Apart from the plot which I found quite interesting since you get an exemplary insight into what homosexuals had to go through in the 20s century, it is Boyne’s style of writing which makes this novel stand out. Sometimes, you could just laugh out loud, e.g. when Cyril explains how his adoptive parents decided on his name: “They had named me Cyril for a spaniel they’d once owned and loved.” (pos. 875) or when he recollects how his father explains him about the birds and the bees (which is just not suitable for any quotation even though it is hilarious).
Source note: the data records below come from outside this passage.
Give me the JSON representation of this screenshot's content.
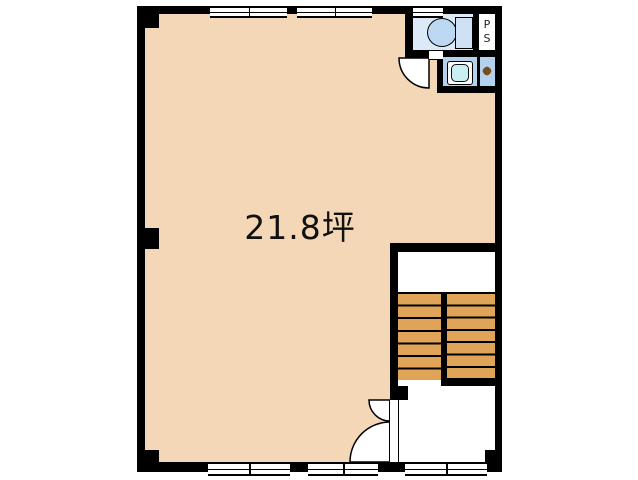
{
  "floorplan": {
    "area_label": "21.8坪",
    "pipe_space": {
      "p": "P",
      "s": "S"
    },
    "rooms": {
      "main_room": "main open floor (21.8 tsubo)",
      "toilet": "WC with toilet fixture",
      "pipe_shaft": "PS",
      "washroom": "hand-wash corridor with basin",
      "staircase": "double-flight staircase",
      "entrance_hall": "entry hall with double-leaf door"
    },
    "counts": {
      "top_windows": 3,
      "bottom_windows": 3,
      "stair_treads_per_flight": 7
    },
    "colors": {
      "floor": "#f4d7b6",
      "stairs": "#e0a458",
      "wc_floor": "#dceaf8",
      "wash_floor": "#b5d2ec",
      "basin": "#c9eef3",
      "fixture": "#bcd8f2",
      "tank": "#cfe2f5",
      "knob": "#7a4a20",
      "wall": "#000000"
    }
  }
}
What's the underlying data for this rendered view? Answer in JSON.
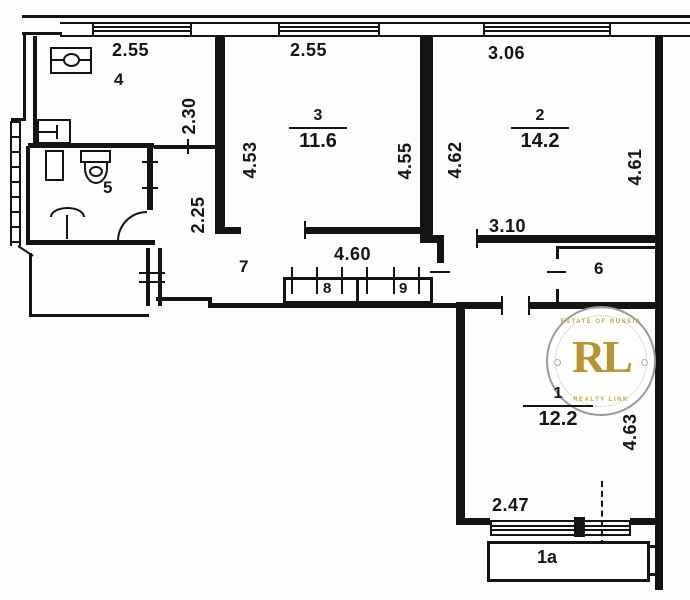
{
  "colors": {
    "ink": "#141414",
    "watermark_gold": "#b9952f"
  },
  "watermark": {
    "initials": "RL",
    "arc_top": "ESTATE OF RUSSIA",
    "arc_bottom": "REALTY LINK"
  },
  "rooms": {
    "r1": {
      "number": "1",
      "area": "12.2"
    },
    "r1a": {
      "number": "1a"
    },
    "r2": {
      "number": "2",
      "area": "14.2"
    },
    "r3": {
      "number": "3",
      "area": "11.6"
    },
    "r4": {
      "number": "4"
    },
    "r5": {
      "number": "5"
    },
    "r6": {
      "number": "6"
    },
    "r7": {
      "number": "7"
    },
    "r8": {
      "number": "8"
    },
    "r9": {
      "number": "9"
    }
  },
  "dimensions": {
    "room4_width": "2.55",
    "room4_depth": "2.30",
    "hall_depth": "2.25",
    "room3_width": "2.55",
    "room3_left": "4.53",
    "room3_right": "4.55",
    "room2_width": "3.06",
    "room2_left": "4.62",
    "room2_right": "4.61",
    "room2_bottom": "3.10",
    "hall_width": "4.60",
    "room1_right": "4.63",
    "room1_bottom": "2.47"
  }
}
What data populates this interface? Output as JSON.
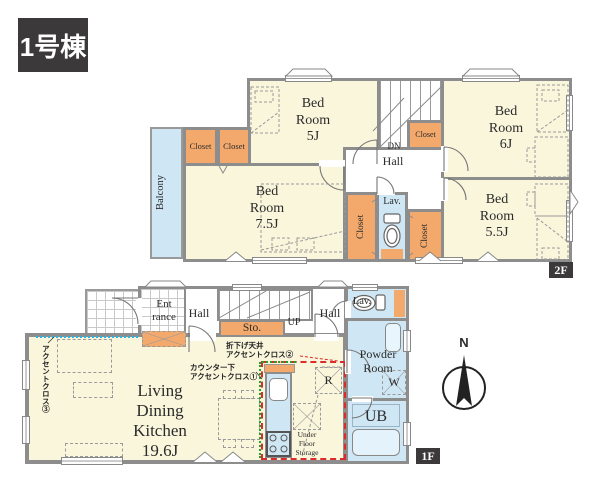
{
  "title": "1号棟",
  "floor_2f": {
    "tag": "2F",
    "bedroom_5": "Bed\nRoom\n5J",
    "bedroom_6": "Bed\nRoom\n6J",
    "bedroom_7_5": "Bed\nRoom\n7.5J",
    "bedroom_5_5": "Bed\nRoom\n5.5J",
    "closet": "Closet",
    "balcony": "Balcony",
    "hall": "Hall",
    "down": "DN",
    "lavatory": "Lav."
  },
  "floor_1f": {
    "tag": "1F",
    "entrance": "Ent\nrance",
    "hall": "Hall",
    "hall_upper": "Hall",
    "storage": "Sto.",
    "up": "UP",
    "lavatory": "Lav.",
    "powder_room": "Powder\nRoom",
    "washer": "W",
    "refrigerator": "R",
    "unit_bath": "UB",
    "under_floor_storage": "Under\nFloor\nStorage",
    "living_dining_kitchen": "Living\nDining\nKitchen\n19.6J",
    "note_ceiling": "折下げ天井\nアクセントクロス②",
    "note_counter": "カウンター下\nアクセントクロス①",
    "note_accent_wall": "アクセントクロス③"
  },
  "compass": {
    "north": "N"
  },
  "colors": {
    "wall": "#8d8d8d",
    "room_fill": "#faf6dc",
    "closet_fill": "#f3a96b",
    "water_fill": "#cfe7f4",
    "tag_bg": "#3b3939",
    "accent_red": "#dd2a2a",
    "accent_green": "#1fa32a",
    "accent_cyan": "#29b5e8"
  }
}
Boyne has quite a limited set of characters considering the number of pages of the novel, they reappear, meet again and again, at times it seemed as if there were maybe too many coincidences to believe it, but even nevertheless it all fit together well and finished in a round and complete ending.

 

Admittedly, I was occasionally reminded of Hanya Yanagihara’s novel “A little life”, in both novels we find a homosexual as protagonist who has to struggle all his life due to his sexual orientation, societal standards and expectations and who is highly sensitive and perceptive for other people’s feelings and emotions. Yet, the novels are quite different. Where I could feel physical pain in Yanagihara’s, I enjoyed the light tone of Boyne’s novel and the fact that he manages to tell a serious and sometimes arduous story in such a light, amusing way.